Ce fut une joie pour toutes de retrouver nos Sœurs Diaconesses de Versailles avec leur Prieure Sœur Evangéline qui fut toute à tous, S. Marianne de St Loup (Suisse), mais aussi Soeur Minke de la communauté de Grandchamp et Sœur Danièle, prieure de la communauté de Pomeyrol.
Cette Célébration fut rythmée par cette citation du Patriarche Ignace IV d’Antioche, à la communauté des Diaconesses en 1983 :

« Soyez le ciel pour vos contemporains, le ciel est en vous ! »

Voir les photos :

Le 7 décembre 2010 à Versailles

Le ton du « silence » et de la « communion des saints » fut donné dès le début
et l’intuition monastique de S. Myriam tangible et bien évoquée par le Pasteur Laurent Schlumberger, Président du Conseil National Réformé de France.
La succession de divers éléments de la Célébration : la musique de l’Armée du Salut, les chants de la communauté des Sœurs Diaconesses, les citations de la Règle de Reuilly, les Lectures de l’Ecriture, les divers témoignages, et les « Prière », firent revivre, sous nos yeux ce visage paisible et cette Diaconesse active et contemplative que fut Soeur Myriam qui eut l’intuition et rédigea la Règle de Reuilly dans cette perspective de replacer la vie monastique au cœur du protestantisme.
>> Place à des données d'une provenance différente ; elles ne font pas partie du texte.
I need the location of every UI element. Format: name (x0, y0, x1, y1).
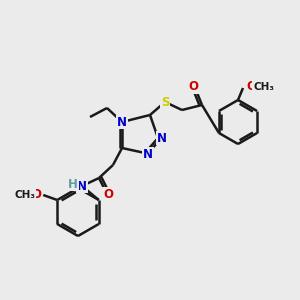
Text: S: S (161, 95, 169, 109)
Text: CH₃: CH₃ (14, 190, 35, 200)
Text: N: N (143, 148, 153, 160)
Text: N: N (157, 131, 167, 145)
Text: N: N (77, 179, 87, 193)
Text: H: H (68, 178, 78, 190)
Text: O: O (246, 80, 256, 94)
Text: O: O (31, 188, 41, 202)
Text: CH₃: CH₃ (253, 82, 274, 92)
Text: O: O (188, 80, 198, 94)
Text: O: O (103, 188, 113, 200)
Text: N: N (117, 116, 127, 128)
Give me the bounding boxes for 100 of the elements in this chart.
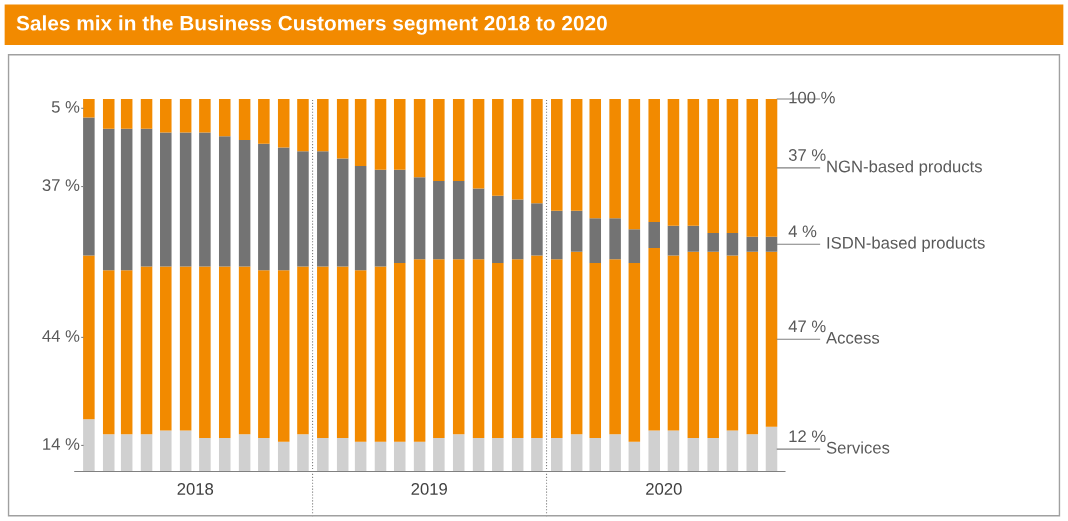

C’était déjà l’intuition de la fondatrice Caroline Malvesin ; inflexion prise sous la responsabilité de sœur Viviane et de sœur Myriam.
Sœur Myriam n’écrivait-elle pas dans ses Entretiens , « Vivre, tout simplement » (2005) :
« Dans la Règle, j’ai mis la contemplation en vis-à-vis du travail. J’aurais pu la mettre à côté de la prière. Je m’en suis bien gardée. Je ne veux pas séparer l’activité créatrice du désir de prier. Je me défie de la démesure du silence. De façon éperdue, je cherche à concilier en moi, Marthe et Marie. Je me hérisse contre les propos si simples opposant l’une et l’autre […] Les contemplatifs sont des gens qui ont énormément de travail. Il suffit de penser à la vie de Bernard de Clairvaux unissant écriture, prière, et direction de plusieurs chantiers de constructions d’abbayes. Il constitue un exemple important pour notre temps »
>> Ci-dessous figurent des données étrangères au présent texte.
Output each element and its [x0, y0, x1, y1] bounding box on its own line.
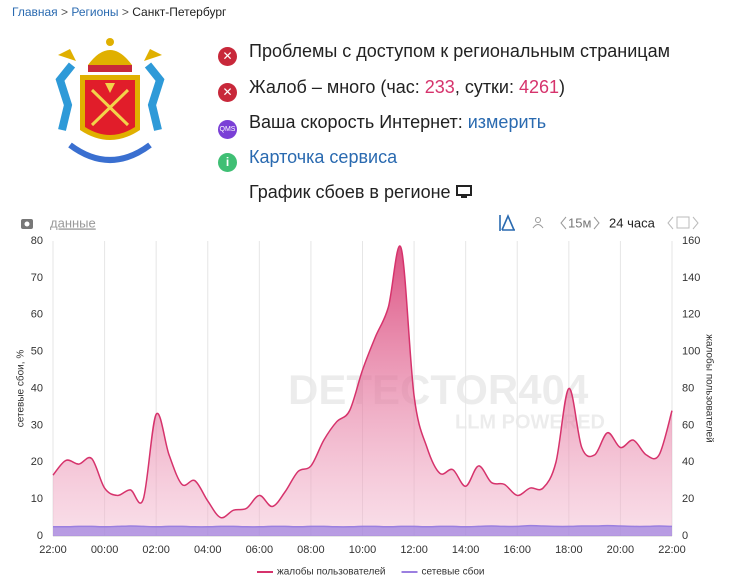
y-tick-label: 70 [31, 272, 43, 284]
x-tick-label: 16:00 [503, 544, 531, 556]
interval[interactable]: 15м [568, 215, 591, 230]
status-speed: QMS Ваша скорость Интернет: измерить [218, 110, 547, 139]
series-area [53, 525, 672, 536]
watermark-sub: LLM POWERED [455, 411, 605, 433]
hour-count: 233 [424, 77, 455, 97]
y2-tick-label: 160 [682, 235, 700, 247]
legend-label: жалобы пользователей [277, 566, 386, 578]
prev-day[interactable] [667, 216, 674, 230]
status-text: , сутки: [454, 77, 519, 97]
y-axis-label: сетевые сбои, % [15, 350, 27, 428]
y2-axis-label: жалобы пользователей [703, 334, 715, 443]
area-icon[interactable] [499, 213, 515, 231]
x-tick-label: 04:00 [194, 544, 222, 556]
day-count: 4261 [519, 77, 560, 97]
x-tick-label: 14:00 [452, 544, 480, 556]
coat-of-arms [55, 38, 165, 163]
graph-title: График сбоев в регионе [249, 182, 451, 202]
series-line [52, 245, 673, 519]
crumb[interactable]: Регионы [71, 5, 119, 19]
next-day[interactable] [692, 216, 699, 230]
y-tick-label: 80 [31, 235, 43, 247]
y2-tick-label: 0 [682, 530, 688, 542]
watermark: DETECTOR404 [288, 366, 589, 413]
status-text: Ваша скорость Интернет: [249, 112, 468, 132]
speed-link[interactable]: измерить [467, 112, 547, 132]
next-interval[interactable] [593, 216, 600, 230]
crumb[interactable]: Главная [12, 5, 58, 19]
crumb-sep: > [121, 5, 129, 19]
crumb-sep: > [61, 5, 69, 19]
x-tick-label: 02:00 [142, 544, 170, 556]
qms-icon: QMS [218, 120, 237, 139]
error-icon: ✕ [218, 47, 237, 66]
y-tick-label: 10 [31, 493, 43, 505]
y-tick-label: 50 [31, 346, 43, 358]
y2-tick-label: 20 [682, 493, 694, 505]
y2-tick-label: 40 [682, 456, 694, 468]
x-tick-label: 10:00 [349, 544, 377, 556]
legend-label: сетевые сбои [422, 566, 485, 578]
y-tick-label: 30 [31, 419, 43, 431]
error-icon: ✕ [218, 83, 237, 102]
series-area [53, 246, 672, 537]
y-tick-label: 20 [31, 456, 43, 468]
card-link[interactable]: Карточка сервиса [249, 147, 398, 167]
data-link[interactable]: данные [50, 215, 96, 230]
x-tick-label: 06:00 [246, 544, 274, 556]
y2-tick-label: 120 [682, 309, 700, 321]
prev-interval[interactable] [560, 216, 567, 230]
period[interactable]: 24 часа [609, 215, 656, 230]
graph-heading: График сбоев в регионе [249, 180, 472, 204]
status-access: ✕ Проблемы с доступом к региональным стра… [218, 39, 670, 66]
status-complaints: ✕ Жалоб – много (час: 233, сутки: 4261) [218, 75, 566, 102]
y2-tick-label: 60 [682, 419, 694, 431]
y-tick-label: 60 [31, 309, 43, 321]
x-tick-label: 12:00 [400, 544, 428, 556]
crumb: Санкт-Петербург [132, 5, 227, 19]
y2-tick-label: 140 [682, 272, 700, 284]
breadcrumbs: Главная > Регионы > Санкт-Петербург [12, 5, 226, 19]
info-icon: i [218, 153, 237, 172]
x-tick-label: 22:00 [658, 544, 686, 556]
x-tick-label: 20:00 [607, 544, 635, 556]
status-card: i Карточка сервиса [218, 145, 398, 172]
status-text: Жалоб – много (час: [249, 77, 425, 97]
series-line [52, 524, 673, 528]
calendar-icon[interactable] [676, 216, 690, 229]
x-tick-label: 22:00 [39, 544, 67, 556]
camera-icon[interactable] [21, 219, 33, 229]
x-tick-label: 08:00 [297, 544, 325, 556]
monitor-icon [455, 185, 472, 198]
y2-tick-label: 80 [682, 382, 694, 394]
user-icon[interactable] [532, 217, 544, 229]
x-tick-label: 00:00 [91, 544, 119, 556]
status-text: ) [559, 77, 566, 97]
y2-tick-label: 100 [682, 346, 700, 358]
y-tick-label: 0 [37, 530, 43, 542]
status-text: Проблемы с доступом к региональным стран… [249, 41, 670, 61]
x-tick-label: 18:00 [555, 544, 583, 556]
y-tick-label: 40 [31, 382, 43, 394]
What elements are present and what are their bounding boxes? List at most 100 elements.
Dans le récit qu’elle fit de son expérience de la maladie dans le grand âge, elle écrivit :
« Je suis pleine d’émerveillement et d’étonnement. Etonnement d’être vivante, de participer à cet immense jaillissement de la Vie. L’étonnement n’est pas un sentiment neuf en moi, ni l’émerveillement. Mais leur acuité s’est faite plus profonde encore. Je suis passée dans la vallée de l’ombre de la mort. Cet affleurement de la mort fait sourdre de mon être, de mon cœur, de mes entrailles l’évidence quasi charnelle que tout est don, que tout est grâce. Le cantus firmus, la tonalité la plus profonde de la prière se love dans une louange. Louange de goûter à cet étonnement, amer et doux, d’avoir été rappelée à la vie ».

… appelée à la VIE désormais ! chère Sœur Myriam !…
« emportée dans un tourbillon de feu, sur un char aux chevaux de feu » du prophète Elie …
« heureux ceux qui se sont endormis dans l’amour, car nous aussi nous vivrons sûrement ».
(Ben Sirac, 48, in TOB 2010).

… et Merci !

Merci à ces deux pionnières, Mère Daniel et Sœur Myriam, unies pour l’éternité.